Fears about environmental impact allayed
LAHORE: As the coal-powered plants in Rajasthan, India, have been ascribed as main source behind the recent deadly Karachi heat wave, the fears have risen for the impact of Thar coal projects on environment.
According to Greenpeace International, a global enjoinment watchdog, coal-fired power plants are the biggest source of man-made carbon dioxide (CO2) emissions, which makes coal energy the single greatest threat facing our climate.
However, the in-charge of a coal mining company in Thar doesn’t see the possibility of a similar situation emerging when the proposed coal power plants in Sindh and other parts of the country become operational in future. Project Manager Mining, Sindh Engro Coal Mining Company (SECMC), Ahmad Naeem Aftab Pasha also doubts the authenticity of the reports which claimed the coal plants in India were behind the rising temperatures in the port city causing deaths of more than 1,500 people.
Talking to The Nation, Pasha said the water-cooled system would be adopted in the coal power plants to keep the temperature down at minimum possible level.
Being the 7th largest coal reserves in the world, Thar coal’s power-generation capacity is even more than the combined oil potential of Saudi Arabia and Iran. It can cater the country’s energy needs for next 4,375 years.
Pasha said the first coal power plant would start generating 660 MW of electricity by the first quarter of 2018.
“The coal reserves have been divided in 12 blocks and Block-2 with 2 billion tons of coal has been allocated to SECMC for mining. It has the potential to generate 4,000 MW of electricity for next 50 years.”
Pasha said the company tried its best to make whole process of power generation as ‘not environment risky’.
“Fearing the coal burning would destroy environment is not realistic at a stage when the country is facing acute shortage of electricity. China, India and other countries are meeting more than 50% of their electricity needs with coal then why not we?”
Citing example of his recent visit of coal power plants in China, Pasha said he saw greenery everywhere. “We should not avoid the electricity generation from coal but avoid deforestation,” he said.
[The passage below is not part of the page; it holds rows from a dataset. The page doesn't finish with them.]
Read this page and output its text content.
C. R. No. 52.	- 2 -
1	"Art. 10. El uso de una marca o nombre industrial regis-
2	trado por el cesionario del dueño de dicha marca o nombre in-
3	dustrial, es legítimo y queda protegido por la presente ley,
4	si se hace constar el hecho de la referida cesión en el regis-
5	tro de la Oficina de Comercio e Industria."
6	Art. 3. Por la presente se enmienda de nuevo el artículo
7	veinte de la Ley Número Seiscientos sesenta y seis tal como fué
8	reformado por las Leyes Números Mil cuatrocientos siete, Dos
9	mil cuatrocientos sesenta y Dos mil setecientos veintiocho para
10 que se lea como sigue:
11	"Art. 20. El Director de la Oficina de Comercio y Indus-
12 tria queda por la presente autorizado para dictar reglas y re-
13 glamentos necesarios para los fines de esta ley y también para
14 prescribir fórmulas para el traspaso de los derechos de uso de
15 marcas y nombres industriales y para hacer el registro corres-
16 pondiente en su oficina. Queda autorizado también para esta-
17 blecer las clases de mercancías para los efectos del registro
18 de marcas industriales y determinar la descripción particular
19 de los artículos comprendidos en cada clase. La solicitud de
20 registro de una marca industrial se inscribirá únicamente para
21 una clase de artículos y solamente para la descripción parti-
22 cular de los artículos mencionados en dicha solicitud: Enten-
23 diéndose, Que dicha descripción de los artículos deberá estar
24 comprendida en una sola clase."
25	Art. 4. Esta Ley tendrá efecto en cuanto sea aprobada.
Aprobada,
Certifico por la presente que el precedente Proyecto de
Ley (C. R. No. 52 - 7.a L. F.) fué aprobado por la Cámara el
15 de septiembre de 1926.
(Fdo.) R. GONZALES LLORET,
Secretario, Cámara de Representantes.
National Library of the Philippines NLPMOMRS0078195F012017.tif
He said the Thar coal had only one per cent of sulphur content compared to seven per cent found in coal reserves of Indian Gujrat, and was less harmful to environment as compared to India’s.
A Karachi-based environmental economist Saima Baig also backed Pasha’s point of view somehow.
“India did not cause the heat wave in Karachi but the lack of preparedness and response of the powers that be, surely contributed to its people dying.”
She said: “Yes…heat waves (and other disasters) should be expected but if the so called experts do not have the knowledge to understand the issues and to deal with them through a governance system, we can continue to expect the deaths of our citizens.”
Baig said developing countries like Pakistan should contribute to global mitigation efforts, but more importantly, Pakistan needed a solid adaptation plan that will ensure that human and natural systems were made resilient to the impacts of a warming world.